Jusques à quand, Éternel! Te cacheras-tu sans cesse, Et ta fureur s’embrasera-t-elle comme le feu?
47 Gedenk van hoedanige eeuw ik ben; waarom zoudt Gij aller mensenkinderen tevergeefs geschapen hebben?
Rappelle-toi ce qu’est la durée de ma vie, Et pour quel néant tu as créé tous les fils de l’homme.
48 Wat man leeft er, die den dood niet zien zal, die zijn ziel zal bevrijden van het geweld des grafs? (Sela) (Sheol h7585)
Y a-t-il un homme qui puisse vivre et ne pas voir la mort, Qui puisse sauver son âme du séjour des morts? (Pause) (Sheol h7585)

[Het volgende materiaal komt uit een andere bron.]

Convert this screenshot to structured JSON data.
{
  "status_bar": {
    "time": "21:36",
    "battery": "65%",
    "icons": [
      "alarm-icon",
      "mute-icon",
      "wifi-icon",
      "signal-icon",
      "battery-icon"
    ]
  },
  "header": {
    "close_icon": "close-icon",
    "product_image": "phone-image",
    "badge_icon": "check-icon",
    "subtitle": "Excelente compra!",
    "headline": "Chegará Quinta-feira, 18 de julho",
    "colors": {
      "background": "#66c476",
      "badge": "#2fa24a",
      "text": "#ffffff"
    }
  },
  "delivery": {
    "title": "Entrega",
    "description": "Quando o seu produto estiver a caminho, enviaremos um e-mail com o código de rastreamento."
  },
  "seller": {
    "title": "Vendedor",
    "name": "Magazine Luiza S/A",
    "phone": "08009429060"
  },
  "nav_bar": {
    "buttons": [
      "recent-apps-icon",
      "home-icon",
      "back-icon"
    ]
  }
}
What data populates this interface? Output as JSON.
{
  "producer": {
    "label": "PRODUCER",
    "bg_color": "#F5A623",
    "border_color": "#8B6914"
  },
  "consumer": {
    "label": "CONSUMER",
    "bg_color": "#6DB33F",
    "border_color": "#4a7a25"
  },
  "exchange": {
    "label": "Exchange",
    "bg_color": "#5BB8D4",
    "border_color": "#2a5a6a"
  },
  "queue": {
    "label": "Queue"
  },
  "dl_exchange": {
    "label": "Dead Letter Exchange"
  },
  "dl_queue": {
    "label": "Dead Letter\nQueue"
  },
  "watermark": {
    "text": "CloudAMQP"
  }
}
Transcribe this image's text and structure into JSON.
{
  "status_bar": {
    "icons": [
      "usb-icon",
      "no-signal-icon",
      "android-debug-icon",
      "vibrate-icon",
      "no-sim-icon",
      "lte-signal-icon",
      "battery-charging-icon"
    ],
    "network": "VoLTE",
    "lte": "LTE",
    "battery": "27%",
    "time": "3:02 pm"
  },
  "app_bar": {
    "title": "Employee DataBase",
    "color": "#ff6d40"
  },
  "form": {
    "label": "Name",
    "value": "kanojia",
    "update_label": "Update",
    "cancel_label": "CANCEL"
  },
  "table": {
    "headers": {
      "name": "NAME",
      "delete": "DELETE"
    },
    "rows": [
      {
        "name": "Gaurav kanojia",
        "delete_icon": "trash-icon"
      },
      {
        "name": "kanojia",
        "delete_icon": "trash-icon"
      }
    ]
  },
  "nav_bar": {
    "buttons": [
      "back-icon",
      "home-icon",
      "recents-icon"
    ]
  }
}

49 HEERE! waar zijn Uw vorige goedertierenheden, die Gij David gezworen hebt bij Uw trouw?
Où sont, Seigneur! Tes bontés premières, Que tu juras à David dans ta fidélité?
50 Gedenk, HEERE! aan de smaad Uwer knechten, dien ik in mijn boezem draag, van alle grote volken.
Souviens-toi, Seigneur! De l’opprobre de tes serviteurs, Souviens-toi que je porte en mon sein tous les peuples nombreux;
51 Waarmede, o HEERE! Uw vijanden smaden, waarmede zij de voetstappen Uws gezalfden smaden.
Souviens-toi des outrages de tes ennemis, ô Éternel! De leurs outrages contre les pas de ton oint.
52 Geloofd zij de HEERE in eeuwigheid! Amen, ja, amen.
Béni soit à jamais l’Éternel! Amen! Amen!